Database Deep Dive

Schema Design — The Shape of Your Data

A schema is a contract: every row of this table looks like this, every relationship means that. Get it right and reads are fast, invariants hold, and changes stay cheap. Get it wrong and you'll fight the same bugs for years.

KeysNormalizationIndexesConstraintsMigrations
← Back to Database Side
Quick Facts

At a Glance

Basic Concepts

  • Entity: a thing your system tracks — a user, an order, a link.
  • Attribute: a property of an entity — email, status, created_at.
  • Relationship: how entities connect — one-to-one, one-to-many, many-to-many.
  • Key: a column (or set) that identifies a row uniquely (primary) or points to another (foreign).
  • Constraint: a rule the database enforces — NOT NULL, UNIQUE, CHECK, foreign key.
  • Index: an extra data structure that makes some queries fast at the cost of writes.
  • Migration: a versioned, reproducible change to the schema.
Step One

Model the Domain Before the Tables

Start with nouns and verbs. List the entities (User, Link, Click), the relationships (a User owns many Links; a Link has many Clicks), and the operations (create a Link, resolve a code, aggregate Clicks per day). The schema is a translation of that model — not the other way around.

If you can't describe what each table represents in one short sentence, the model isn't ready yet.

Keys

Picking a Primary Key

Key styleProsCons
Auto-increment integerTiny, fast, simple.Leaks volume; awkward across shards; guessable in URLs.
UUID v4 (random)Unique anywhere, generate client-side.Bigger; random inserts hurt B-tree locality.
UUID v7 / ULIDTime-ordered + globally unique. Best of both.Newer; not all drivers support natively.
Natural key (email, ISBN)Meaningful; avoids one extra join.Mutable in practice. Avoid as primary key.

Rule of thumb: synthetic keys for primary, natural keys for UNIQUE indexes. Never let a primary key carry meaning that might change.

Normalization

One Fact, One Place

The three forms in plain English
  • 1NF: no repeating groups, no arrays-in-a-cell. Every cell is atomic.
  • 2NF: every non-key column depends on the whole primary key (matters for composite keys).
  • 3NF: non-key columns depend only on the key — not on other non-key columns.

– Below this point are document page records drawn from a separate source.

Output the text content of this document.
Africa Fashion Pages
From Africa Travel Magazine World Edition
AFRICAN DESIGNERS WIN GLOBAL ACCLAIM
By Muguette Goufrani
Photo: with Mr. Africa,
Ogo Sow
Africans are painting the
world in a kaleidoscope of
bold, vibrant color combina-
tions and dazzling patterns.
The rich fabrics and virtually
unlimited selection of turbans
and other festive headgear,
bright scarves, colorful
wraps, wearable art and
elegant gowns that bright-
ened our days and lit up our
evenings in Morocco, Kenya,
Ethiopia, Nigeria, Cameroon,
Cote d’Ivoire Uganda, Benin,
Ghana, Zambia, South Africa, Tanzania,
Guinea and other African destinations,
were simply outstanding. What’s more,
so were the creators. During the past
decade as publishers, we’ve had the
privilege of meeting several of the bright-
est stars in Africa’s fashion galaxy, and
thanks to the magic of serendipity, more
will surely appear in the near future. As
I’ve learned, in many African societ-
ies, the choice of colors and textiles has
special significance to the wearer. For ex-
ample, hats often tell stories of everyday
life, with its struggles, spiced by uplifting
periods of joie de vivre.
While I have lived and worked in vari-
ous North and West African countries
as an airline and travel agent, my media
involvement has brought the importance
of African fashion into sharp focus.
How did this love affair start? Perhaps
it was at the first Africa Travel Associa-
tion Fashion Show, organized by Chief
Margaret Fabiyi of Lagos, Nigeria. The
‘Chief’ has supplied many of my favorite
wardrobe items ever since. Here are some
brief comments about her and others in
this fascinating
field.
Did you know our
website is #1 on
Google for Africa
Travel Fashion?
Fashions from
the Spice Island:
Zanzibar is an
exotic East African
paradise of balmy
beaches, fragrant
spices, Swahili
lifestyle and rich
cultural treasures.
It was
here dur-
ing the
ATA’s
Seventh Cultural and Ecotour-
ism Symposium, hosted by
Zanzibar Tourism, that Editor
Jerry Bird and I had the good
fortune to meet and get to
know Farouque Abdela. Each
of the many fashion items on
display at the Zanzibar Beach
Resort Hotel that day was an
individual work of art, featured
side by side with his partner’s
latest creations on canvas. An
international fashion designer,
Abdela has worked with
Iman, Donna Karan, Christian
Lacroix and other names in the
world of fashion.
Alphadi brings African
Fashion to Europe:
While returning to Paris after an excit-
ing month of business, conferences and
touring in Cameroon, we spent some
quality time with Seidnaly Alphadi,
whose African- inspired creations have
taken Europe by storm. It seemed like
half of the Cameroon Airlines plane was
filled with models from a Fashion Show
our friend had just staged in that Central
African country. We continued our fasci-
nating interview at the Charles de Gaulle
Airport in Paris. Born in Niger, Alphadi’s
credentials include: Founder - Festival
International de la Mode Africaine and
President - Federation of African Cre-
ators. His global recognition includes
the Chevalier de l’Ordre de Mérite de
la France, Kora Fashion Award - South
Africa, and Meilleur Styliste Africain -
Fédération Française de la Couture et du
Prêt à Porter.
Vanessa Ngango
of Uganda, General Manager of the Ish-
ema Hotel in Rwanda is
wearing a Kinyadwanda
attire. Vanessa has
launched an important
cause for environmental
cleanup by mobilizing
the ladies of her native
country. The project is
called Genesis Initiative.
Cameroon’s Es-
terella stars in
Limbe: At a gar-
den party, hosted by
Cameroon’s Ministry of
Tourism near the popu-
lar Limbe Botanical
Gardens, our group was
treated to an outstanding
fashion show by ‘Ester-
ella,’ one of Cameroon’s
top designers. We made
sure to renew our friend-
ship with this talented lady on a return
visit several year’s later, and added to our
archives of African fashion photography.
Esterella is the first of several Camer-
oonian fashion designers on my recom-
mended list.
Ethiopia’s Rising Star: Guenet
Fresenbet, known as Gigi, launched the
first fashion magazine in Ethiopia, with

Practically: if you find yourself updating the same fact in two rows, it's not in 3NF.

When to denormalize

Denormalize when a join is on the read path of your hottest query and the data being duplicated changes rarely. Examples: storing order.customer_name as it was at purchase time, caching post.comment_count, materializing a daily rollup.

The cost is write complexity: every change must update every copy. Pay it deliberately, not by accident.

Constraints

Let the Database Defend the Truth

  • NOT NULL on every column that must have a value. NULL means "unknown" — only use it when that's actually what you mean.
  • UNIQUE on natural identifiers (email, slug, short code).
  • Foreign keys with the right ON DELETE behavior — CASCADE, SET NULL, or RESTRICT. Pick one consciously.
  • CHECK constraints for invariants — price > 0, status IN ('active','expired').
  • Generated columns for derived values you query on (e.g., a normalized lowercase email).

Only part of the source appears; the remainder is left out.